In opposition, plaintiffs counsel argued that "defendant ignores the fact that they [sic] too have failed to adhere to the directives of the Court inasmuch as they [sic] failed to appear for the Court Ordered depositions. The Order succinctly states that all parties were required to appear for depositions. The plaintiff stands ready to appear for depositions.” He also asserted without elaboration that "[t]his action has merit inasmuch as the defendant failed to improperly [sic] maintain their [sic] premises and the plaintiff was injured as a result thereof. The Court has the discretion to allow the plaintiff to restore the action to the trial calendar even after the 'one year’ has expired.” The court subsequently issued an order striking the complaint unless plaintiff supplied the subject medical authorizations and appeared for his deposition within 45 days of service of its order with notice of entry. According to the court, CPLR 3404 merely "creates a rebuttable presumption that an action has been abandoned when it has not been restored to the calendar within one year of being marked off.” The court, however, should have granted defendant’s motion to dismiss unconditionally.
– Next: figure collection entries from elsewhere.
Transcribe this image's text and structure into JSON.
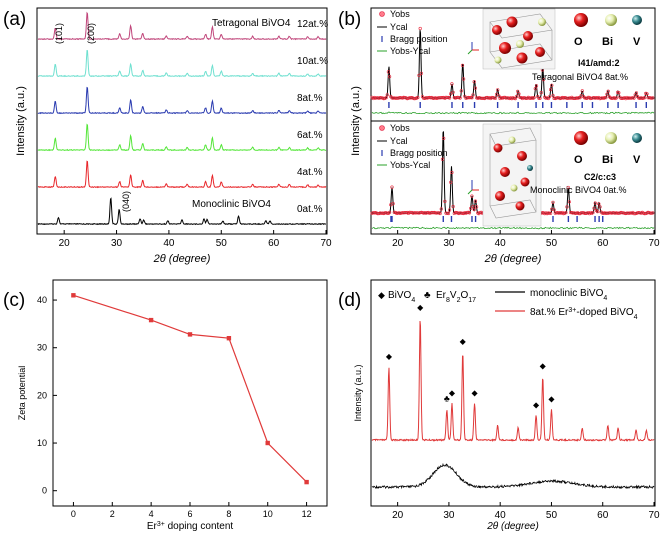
{
  "figure": {
    "panels": [
      {
        "label": "(a)"
      },
      {
        "label": "(b)"
      },
      {
        "label": "(c)"
      },
      {
        "label": "(d)"
      }
    ]
  },
  "chart_data": [
    {
      "panel": "(a)",
      "type": "line",
      "xlabel": "2θ (degree)",
      "ylabel": "Intensity (a.u.)",
      "xlim": [
        15,
        70
      ],
      "xticks": [
        20,
        30,
        40,
        50,
        60,
        70
      ],
      "annotations": [
        "Tetragonal BiVO4",
        "Monoclinic BiVO4",
        "(101)",
        "(200)",
        "(040)"
      ],
      "series": [
        {
          "name": "0at.%",
          "color": "#000000",
          "phase": "monoclinic",
          "peaks": [
            [
              18.9,
              0.25
            ],
            [
              28.9,
              1.0
            ],
            [
              30.5,
              0.55
            ],
            [
              34.5,
              0.2
            ],
            [
              35.2,
              0.15
            ],
            [
              39.8,
              0.12
            ],
            [
              42.5,
              0.15
            ],
            [
              46.7,
              0.2
            ],
            [
              47.3,
              0.18
            ],
            [
              50.3,
              0.12
            ],
            [
              53.3,
              0.3
            ],
            [
              58.5,
              0.12
            ],
            [
              59.3,
              0.12
            ]
          ]
        },
        {
          "name": "4at.%",
          "color": "#e8262a",
          "phase": "tetragonal",
          "peaks": [
            [
              18.3,
              0.4
            ],
            [
              24.4,
              1.0
            ],
            [
              30.6,
              0.2
            ],
            [
              32.7,
              0.45
            ],
            [
              35.0,
              0.25
            ],
            [
              39.5,
              0.12
            ],
            [
              43.5,
              0.1
            ],
            [
              47.0,
              0.2
            ],
            [
              48.3,
              0.45
            ],
            [
              50.0,
              0.2
            ],
            [
              56.0,
              0.1
            ],
            [
              61.0,
              0.1
            ],
            [
              63.0,
              0.1
            ],
            [
              66.5,
              0.08
            ],
            [
              68.5,
              0.08
            ]
          ]
        },
        {
          "name": "6at.%",
          "color": "#55e63a",
          "phase": "tetragonal",
          "peaks": [
            [
              18.3,
              0.45
            ],
            [
              24.4,
              1.0
            ],
            [
              30.6,
              0.2
            ],
            [
              32.7,
              0.55
            ],
            [
              35.0,
              0.25
            ],
            [
              39.5,
              0.12
            ],
            [
              43.5,
              0.1
            ],
            [
              47.0,
              0.2
            ],
            [
              48.3,
              0.45
            ],
            [
              50.0,
              0.2
            ],
            [
              56.0,
              0.1
            ],
            [
              61.0,
              0.1
            ],
            [
              63.0,
              0.1
            ],
            [
              66.5,
              0.08
            ],
            [
              68.5,
              0.08
            ]
          ]
        },
        {
          "name": "8at.%",
          "color": "#2a3bb0",
          "phase": "tetragonal",
          "peaks": [
            [
              18.3,
              0.45
            ],
            [
              24.4,
              1.0
            ],
            [
              30.6,
              0.2
            ],
            [
              32.7,
              0.5
            ],
            [
              35.0,
              0.25
            ],
            [
              39.5,
              0.12
            ],
            [
              43.5,
              0.1
            ],
            [
              47.0,
              0.2
            ],
            [
              48.3,
              0.45
            ],
            [
              50.0,
              0.2
            ],
            [
              56.0,
              0.1
            ],
            [
              61.0,
              0.1
            ],
            [
              63.0,
              0.1
            ],
            [
              66.5,
              0.08
            ],
            [
              68.5,
              0.08
            ]
          ]
        },
        {
          "name": "10at.%",
          "color": "#6fe0d0",
          "phase": "tetragonal",
          "peaks": [
            [
              18.3,
              0.45
            ],
            [
              24.4,
              1.0
            ],
            [
              30.6,
              0.2
            ],
            [
              32.7,
              0.45
            ],
            [
              35.0,
              0.22
            ],
            [
              39.5,
              0.12
            ],
            [
              43.5,
              0.1
            ],
            [
              47.0,
              0.18
            ],
            [
              48.3,
              0.4
            ],
            [
              50.0,
              0.18
            ],
            [
              56.0,
              0.1
            ],
            [
              61.0,
              0.1
            ],
            [
              63.0,
              0.1
            ],
            [
              66.5,
              0.08
            ],
            [
              68.5,
              0.08
            ]
          ]
        },
        {
          "name": "12at.%",
          "color": "#c0457a",
          "phase": "tetragonal",
          "peaks": [
            [
              18.3,
              0.4
            ],
            [
              24.4,
              1.0
            ],
            [
              30.6,
              0.2
            ],
            [
              32.7,
              0.5
            ],
            [
              35.0,
              0.22
            ],
            [
              39.5,
              0.12
            ],
            [
              43.5,
              0.1
            ],
            [
              47.0,
              0.18
            ],
            [
              48.3,
              0.45
            ],
            [
              50.0,
              0.18
            ],
            [
              56.0,
              0.1
            ],
            [
              61.0,
              0.1
            ],
            [
              63.0,
              0.1
            ],
            [
              66.5,
              0.08
            ],
            [
              68.5,
              0.08
            ]
          ]
        }
      ]
    },
    {
      "panel": "(b)",
      "type": "line",
      "xlabel": "2θ (degree)",
      "ylabel": "Intensity (a.u.)",
      "xlim": [
        15,
        70
      ],
      "xticks": [
        20,
        30,
        40,
        50,
        60,
        70
      ],
      "legend_symbols": [
        "Yobs",
        "Ycal",
        "Bragg position",
        "Yobs-Ycal"
      ],
      "atom_legend": [
        "O",
        "Bi",
        "V"
      ],
      "subplots": [
        {
          "name": "Tetragonal BiVO4 8at.%",
          "space_group": "I41/amd:2",
          "title": "Tetragonal BiVO4 8at.%",
          "peaks": [
            [
              18.3,
              0.45
            ],
            [
              24.4,
              1.0
            ],
            [
              30.6,
              0.2
            ],
            [
              32.7,
              0.5
            ],
            [
              35.0,
              0.25
            ],
            [
              39.5,
              0.12
            ],
            [
              43.5,
              0.1
            ],
            [
              47.0,
              0.2
            ],
            [
              48.3,
              0.45
            ],
            [
              50.0,
              0.2
            ],
            [
              56.0,
              0.1
            ],
            [
              61.0,
              0.1
            ],
            [
              63.0,
              0.1
            ],
            [
              66.5,
              0.08
            ],
            [
              68.5,
              0.08
            ]
          ],
          "bragg": [
            18.3,
            24.4,
            30.6,
            32.7,
            35.0,
            39.5,
            43.5,
            47.0,
            48.3,
            50.0,
            53.0,
            56.0,
            58.0,
            61.0,
            63.0,
            66.5,
            68.5
          ]
        },
        {
          "name": "Monoclinic BiVO4 0at.%",
          "space_group": "C2/c:c3",
          "title": "Monoclinic BiVO4 0at.%",
          "peaks": [
            [
              18.9,
              0.3
            ],
            [
              28.9,
              1.0
            ],
            [
              30.5,
              0.55
            ],
            [
              34.5,
              0.2
            ],
            [
              35.2,
              0.15
            ],
            [
              39.8,
              0.12
            ],
            [
              42.5,
              0.15
            ],
            [
              46.7,
              0.2
            ],
            [
              47.3,
              0.18
            ],
            [
              50.3,
              0.12
            ],
            [
              53.3,
              0.3
            ],
            [
              58.5,
              0.12
            ],
            [
              59.3,
              0.12
            ]
          ],
          "bragg": [
            18.7,
            18.9,
            28.9,
            30.5,
            34.5,
            35.2,
            39.8,
            42.5,
            45.9,
            46.7,
            47.3,
            50.3,
            53.3,
            55.0,
            58.5,
            59.3,
            60.0
          ]
        }
      ]
    },
    {
      "panel": "(c)",
      "type": "line",
      "xlabel": "Er3+ doping content",
      "ylabel": "Zeta potential",
      "xlim": [
        -1,
        13
      ],
      "ylim": [
        -3,
        44
      ],
      "xticks": [
        0,
        2,
        4,
        6,
        8,
        10,
        12
      ],
      "yticks": [
        0,
        10,
        20,
        30,
        40
      ],
      "series": [
        {
          "name": "Zeta potential",
          "color": "#e03a3a",
          "x": [
            0,
            4,
            6,
            8,
            10,
            12
          ],
          "y": [
            41.0,
            35.8,
            32.8,
            32.0,
            10.0,
            1.8
          ]
        }
      ]
    },
    {
      "panel": "(d)",
      "type": "line",
      "xlabel": "2θ (degree)",
      "ylabel": "Intensity (a.u.)",
      "xlim": [
        15,
        70
      ],
      "xticks": [
        20,
        30,
        40,
        50,
        60,
        70
      ],
      "marker_legend": [
        "BiVO4",
        "Er8V2O17"
      ],
      "series": [
        {
          "name": "monoclinic BiVO4",
          "color": "#000000",
          "note": "amorphous hump near 29 deg"
        },
        {
          "name": "8at.% Er3+-doped BiVO4",
          "color": "#e03a3a",
          "peaks": [
            [
              18.3,
              0.6
            ],
            [
              24.4,
              1.0
            ],
            [
              29.6,
              0.25
            ],
            [
              30.6,
              0.3
            ],
            [
              32.7,
              0.72
            ],
            [
              35.0,
              0.3
            ],
            [
              39.5,
              0.12
            ],
            [
              43.5,
              0.1
            ],
            [
              47.0,
              0.2
            ],
            [
              48.3,
              0.52
            ],
            [
              50.0,
              0.25
            ],
            [
              56.0,
              0.1
            ],
            [
              61.0,
              0.12
            ],
            [
              63.0,
              0.1
            ],
            [
              66.5,
              0.08
            ],
            [
              68.5,
              0.08
            ]
          ]
        }
      ],
      "diamond_markers": [
        18.3,
        24.4,
        30.6,
        32.7,
        35.0,
        47.0,
        48.3,
        50.0
      ],
      "club_markers": [
        29.6
      ]
    }
  ]
}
At the outset, it should be noted that if plaintiff desires to have the case restored to the calendar, it is his responsibility to move to vacate the "automatic” dismissal authorized by CPLR 3404 (Rodriguez v Middle Atl. Auto Leasing, 122 AD2d 720, appeal dismissed 69 NY2d 874). Here, plaintiff made no effort whatever to restore the matter, and, in response to defendant’s motion to dismiss the complaint, he did not "meet the criteria normally associated with a motion to open a default, i.e., a meritorious cause of action, a reasonable excuse for the delay, and lack of prejudice to the opposing party * * * In addition, he must demonstrate a lack of intent to abandon the action” (Rodriguez v Middle Atl. Auto Leasing, supra, at 722; see also, Moye v City of New York, 168 AD2d 342, lv dismissed 77 NY2d 940). Indeed, plaintiff did not satisfy even one of the four requirements. In that regard, he failed to submit an affidavit of merit from a person with knowledge of the underlying incident but merely offered a conclusory attorney’s affirmation, and this is simply insuffi*418cient to justify restoration (Moye v City of New York, supra; Williams Corp. v Rortia Fragrances & Cosmetics, 166 AD2d 327; see also, Vermette v Kenworth Truck Co., 68 NY2d 714). Plaintiff has also offered no excuse for his delay in taking any action to prosecute the case, nor has he met his burden of establishing that defendant has not been prejudiced by the lapse in time. Similarly, he has not overcome the presumption of abandonment. At most, what appears to have occurred in the instant situation is the occasional scheduling and adjourning of depositions, and this is scarcely the sort of activity that would serve to rebut the presumption of intent to abandon (see, Williams Corp. v Roma Fragrances & Cosmetics, supra). Consequently, defendant is entitled to have the action dismissed as abandoned under CPLR 3404. Concur — Sullivan, J. P„, Milonas, Kupferman, Asch and Smith, JJ.